Actually, the ratio is close to 3X, but so what?divve
Oct 5, 2002 5:31 PM
He started out by asking the cardio benefit of running versus cycling. The calories per mile shows that running is physically more intensive for the 2 hour period in his example. Meaning, that you can't directly compare heart rates...assuming you're actually running and not moving like a slug.
You're confusing the issue...Wayne
Oct 7, 2002 4:01 AM
by introducing irrelevant variables. The initial question was asked regarding running vs. cycling at equivalent HR's. And as Kerry stated if the HR is approximately the same over the same period of time (2 hours) you will burn approximately the same amount of calories and probably stress the cardiovascular system about the same. Of course per mile running is more energetically demanding but that's irrelevant to the initial question.
re: All things being equal does running give the sameFignons_ponytail
Oct 6, 2002 5:20 AM
Yeah, maybe running at max hr versus cycling in zone 1. Put a little thought into this and it should become clear. People often assume running is harder because you just can't coast during a 6 mile run, and running at a very low intensity feels so slow that most people won't stay at that low intensity and pick it up a bit. Conversely, Mr/Ms Weekend Warrior can go tick off a 30 mile ride with no problem. It just may take them 4 hours to do it!

The general consensus actually tends towards cycling burning more calories at a given heart rate than running. Larger muscle groups recruited. Thus, you get the same aerobic/cardio benefit and more calories burned. Again, though, that is at equal intensities.
re: All things being equal does running give the samezray61
Oct 5, 2002 1:02 PM
Running is more of an impact sport as far as the knees are
concerned. A lot of runners as they get older change over to cycling because they start experiencing problems with their knees. There is more than cardio to consider when selecting a sport. I always love swimming but after the doctor removed one skin cancer I thought it might be best to diversify my time. There is an up and down side to every
Oct 5, 2002 7:41 PM
There is a law of specificity in the field of competitive athletics. There is more to training then getting your heart rate to a certain value.
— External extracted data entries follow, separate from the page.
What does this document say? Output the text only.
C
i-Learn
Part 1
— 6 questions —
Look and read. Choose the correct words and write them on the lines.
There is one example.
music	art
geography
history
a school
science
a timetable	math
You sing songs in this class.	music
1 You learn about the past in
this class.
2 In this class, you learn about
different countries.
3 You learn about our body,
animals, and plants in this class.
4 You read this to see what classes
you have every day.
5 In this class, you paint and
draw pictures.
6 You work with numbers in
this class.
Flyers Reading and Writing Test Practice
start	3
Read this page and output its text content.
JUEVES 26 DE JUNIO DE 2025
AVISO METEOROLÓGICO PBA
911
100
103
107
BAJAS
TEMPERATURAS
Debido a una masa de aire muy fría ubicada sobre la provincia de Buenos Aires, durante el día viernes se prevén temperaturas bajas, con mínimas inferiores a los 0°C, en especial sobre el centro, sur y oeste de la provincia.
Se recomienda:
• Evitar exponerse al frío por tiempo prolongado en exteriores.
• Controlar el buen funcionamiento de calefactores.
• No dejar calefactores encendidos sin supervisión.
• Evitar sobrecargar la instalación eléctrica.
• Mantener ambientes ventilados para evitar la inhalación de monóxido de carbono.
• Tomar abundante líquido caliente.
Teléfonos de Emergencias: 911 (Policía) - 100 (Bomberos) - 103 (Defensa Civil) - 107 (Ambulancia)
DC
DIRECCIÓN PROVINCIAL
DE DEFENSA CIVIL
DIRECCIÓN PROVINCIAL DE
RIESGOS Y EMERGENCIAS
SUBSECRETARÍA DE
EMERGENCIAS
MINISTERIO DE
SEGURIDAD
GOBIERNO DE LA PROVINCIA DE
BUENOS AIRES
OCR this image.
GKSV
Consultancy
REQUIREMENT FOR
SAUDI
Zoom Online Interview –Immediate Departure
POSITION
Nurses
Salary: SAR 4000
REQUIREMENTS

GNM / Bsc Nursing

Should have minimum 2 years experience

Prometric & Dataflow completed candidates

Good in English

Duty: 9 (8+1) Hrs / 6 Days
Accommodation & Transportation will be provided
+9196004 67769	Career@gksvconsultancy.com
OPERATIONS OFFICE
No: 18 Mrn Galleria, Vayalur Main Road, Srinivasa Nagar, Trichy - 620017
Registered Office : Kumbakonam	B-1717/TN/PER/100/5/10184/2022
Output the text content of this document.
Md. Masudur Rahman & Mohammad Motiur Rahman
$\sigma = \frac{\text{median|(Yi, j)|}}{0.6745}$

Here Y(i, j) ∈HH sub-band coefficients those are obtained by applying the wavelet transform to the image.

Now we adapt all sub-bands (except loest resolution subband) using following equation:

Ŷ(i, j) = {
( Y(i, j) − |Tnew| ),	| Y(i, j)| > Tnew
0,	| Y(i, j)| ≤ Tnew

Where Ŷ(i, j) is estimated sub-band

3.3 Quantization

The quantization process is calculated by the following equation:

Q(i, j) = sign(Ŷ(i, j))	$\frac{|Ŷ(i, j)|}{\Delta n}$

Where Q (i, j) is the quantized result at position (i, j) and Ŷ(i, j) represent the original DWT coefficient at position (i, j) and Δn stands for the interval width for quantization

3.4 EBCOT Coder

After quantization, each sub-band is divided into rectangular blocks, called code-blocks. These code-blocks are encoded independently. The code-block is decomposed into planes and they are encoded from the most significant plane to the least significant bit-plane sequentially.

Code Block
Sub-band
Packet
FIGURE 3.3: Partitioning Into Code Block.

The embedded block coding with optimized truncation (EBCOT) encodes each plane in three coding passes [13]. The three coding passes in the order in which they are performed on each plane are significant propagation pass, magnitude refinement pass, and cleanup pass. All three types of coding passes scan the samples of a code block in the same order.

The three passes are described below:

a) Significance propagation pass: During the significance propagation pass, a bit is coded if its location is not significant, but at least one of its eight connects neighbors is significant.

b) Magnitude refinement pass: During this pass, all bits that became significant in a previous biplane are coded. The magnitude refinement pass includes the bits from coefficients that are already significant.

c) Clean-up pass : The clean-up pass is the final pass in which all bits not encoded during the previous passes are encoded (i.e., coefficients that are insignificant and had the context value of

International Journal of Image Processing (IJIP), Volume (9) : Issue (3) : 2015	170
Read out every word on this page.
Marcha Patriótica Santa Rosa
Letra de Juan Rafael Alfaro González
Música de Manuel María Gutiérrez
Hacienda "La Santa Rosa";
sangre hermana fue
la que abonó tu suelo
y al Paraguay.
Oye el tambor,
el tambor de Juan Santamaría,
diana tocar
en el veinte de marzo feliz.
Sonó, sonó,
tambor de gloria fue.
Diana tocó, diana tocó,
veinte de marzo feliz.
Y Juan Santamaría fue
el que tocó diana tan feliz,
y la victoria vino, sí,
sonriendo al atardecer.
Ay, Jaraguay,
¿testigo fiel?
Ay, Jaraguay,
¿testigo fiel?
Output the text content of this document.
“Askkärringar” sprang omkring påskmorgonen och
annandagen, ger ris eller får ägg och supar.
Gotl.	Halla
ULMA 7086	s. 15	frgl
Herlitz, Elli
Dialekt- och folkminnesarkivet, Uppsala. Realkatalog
Sure, you are better off running (with no biking) for a month than sitting on your couch, but if you want to be able to ride fast for a long time you have to ride your bike. Even slow riding builds new capilaries and other good stuff exactly where you need it for riding. Keep in mind that being stressed at work or giving a speech can get your heart rate well into the training zone. Will two hours of stress be the same benefit as two hours of LSD training?